There is more than one way to interpret Sudhir Mishra’s Yeh Saali Zindagi, but the way I see it, it’s primarily a ‘falling-in-love’ story.

Set in the heart of old Delhi and thereabouts, the film stars Irrfan Khan as Arun, partner at a local finance company who finds himself smitten when he comes into contact with Priti, a small-time club singer played by Chitrangda Singh. As luck would have it Priti is in love with the future son-in-law of a powerful minister, and when she’s kidnapped with her lover by a local crime gang, Arun must decide if it’s worth risking his job and his life for a woman who doesn’t love him.

Against this premise, writer-director Sudhir Mishra paints a throbbing portrait of Delhi’s dark underbelly complete with local gangs run by rival siblings, sinister henchmen, corrupt cops, and politicians with Swiss bank accounts.

The action here is dark and gritty, new characters are introduced every other minute, and the story unfolds at a pace that’s initially hard to keep up with. Violence looms large over this film, and yet Mishra keeps the mounting tension layered with a dose of humor.

Arunoday Singh stars as a small-time gangster named Kuldeep whose exasperated wife (played by the lovely Aditi Rao Hydari of Delhi 6) lands a hard one across his face every now and then, prompting the MCP husband to kiss her forcibly with no concern for place or time. The film’s dialogue is similarly raw, and packs a bouquet of unpredictable one-liners delivered poker-faced by the ensemble cast.

Yeh Saali Zindagi takes long to arrive at its central conflict, and could have done with fewer indulgences like Irrfan’s stream-of-consciousness voice-overs.
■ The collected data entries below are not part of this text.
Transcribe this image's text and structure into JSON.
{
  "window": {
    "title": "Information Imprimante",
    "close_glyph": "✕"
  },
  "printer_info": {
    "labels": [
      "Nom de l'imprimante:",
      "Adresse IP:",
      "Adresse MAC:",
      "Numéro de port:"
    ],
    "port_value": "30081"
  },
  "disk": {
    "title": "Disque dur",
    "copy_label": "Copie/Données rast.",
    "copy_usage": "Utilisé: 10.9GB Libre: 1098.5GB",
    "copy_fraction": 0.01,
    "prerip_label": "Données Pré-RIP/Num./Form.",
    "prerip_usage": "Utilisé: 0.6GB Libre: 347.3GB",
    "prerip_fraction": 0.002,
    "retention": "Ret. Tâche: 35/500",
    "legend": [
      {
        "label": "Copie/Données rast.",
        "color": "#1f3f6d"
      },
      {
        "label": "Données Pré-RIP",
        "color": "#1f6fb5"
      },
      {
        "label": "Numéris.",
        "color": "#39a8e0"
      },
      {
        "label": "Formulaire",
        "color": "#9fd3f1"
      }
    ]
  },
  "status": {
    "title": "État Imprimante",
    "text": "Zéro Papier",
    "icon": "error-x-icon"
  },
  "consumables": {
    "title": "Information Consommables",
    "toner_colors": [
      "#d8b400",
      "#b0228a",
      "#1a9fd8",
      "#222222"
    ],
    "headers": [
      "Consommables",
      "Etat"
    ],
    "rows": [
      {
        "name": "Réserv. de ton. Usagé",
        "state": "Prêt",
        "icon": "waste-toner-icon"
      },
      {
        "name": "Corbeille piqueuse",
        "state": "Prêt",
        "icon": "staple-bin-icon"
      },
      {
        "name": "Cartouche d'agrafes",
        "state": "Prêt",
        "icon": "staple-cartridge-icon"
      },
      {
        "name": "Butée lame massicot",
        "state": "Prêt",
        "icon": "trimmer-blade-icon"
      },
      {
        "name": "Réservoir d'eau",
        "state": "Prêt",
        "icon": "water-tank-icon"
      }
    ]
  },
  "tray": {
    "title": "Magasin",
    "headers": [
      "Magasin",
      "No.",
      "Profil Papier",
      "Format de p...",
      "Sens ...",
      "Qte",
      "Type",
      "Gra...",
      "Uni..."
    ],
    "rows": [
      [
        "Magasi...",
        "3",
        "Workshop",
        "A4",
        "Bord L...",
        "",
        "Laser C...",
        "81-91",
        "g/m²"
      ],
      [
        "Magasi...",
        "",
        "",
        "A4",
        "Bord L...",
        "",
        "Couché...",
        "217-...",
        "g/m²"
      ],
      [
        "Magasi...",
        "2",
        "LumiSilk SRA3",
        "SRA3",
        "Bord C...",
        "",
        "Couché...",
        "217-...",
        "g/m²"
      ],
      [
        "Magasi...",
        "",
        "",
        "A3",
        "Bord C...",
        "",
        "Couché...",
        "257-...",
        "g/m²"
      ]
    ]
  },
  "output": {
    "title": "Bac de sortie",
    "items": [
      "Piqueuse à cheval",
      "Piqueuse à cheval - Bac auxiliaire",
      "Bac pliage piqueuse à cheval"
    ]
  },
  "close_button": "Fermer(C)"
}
In the film’s early scenes Mishra seems to pride himself on confusing the viewer with a narrative and characters that are hard to follow.

Nevertheless, he spins a wholly engaging yarn using an excellent music score and actors that are arresting. Chitrangda Singh uses her smoldering looks to create a mysterious character whose motivations and actions are unclear, and Irrfan Khan gives subtlety a whole new meaning as the silently pining romantic.

Arunoday Singh, better here than he was in both Aisha and Mirch, is betrayed to an extent by his hulking physicality and city-boy looks, but makes up for that in confidence. A word also for Vipul Gupta who has a likeable screen presence in the part of Priti’s boyfriend Shyam.

Yeh Saali Zindagi takes its time to unfold, but it’s a delicious little treat if you muster the patience for it. Under its rough exterior of criminals and gunshots, is a tale of slow-burning passion and unconditional love.

I’m going with three out of five for writer-director Sudhir Mishra’s Yeh Saali Zindagi. Give it a chance, you’ll be pleasantly surprised.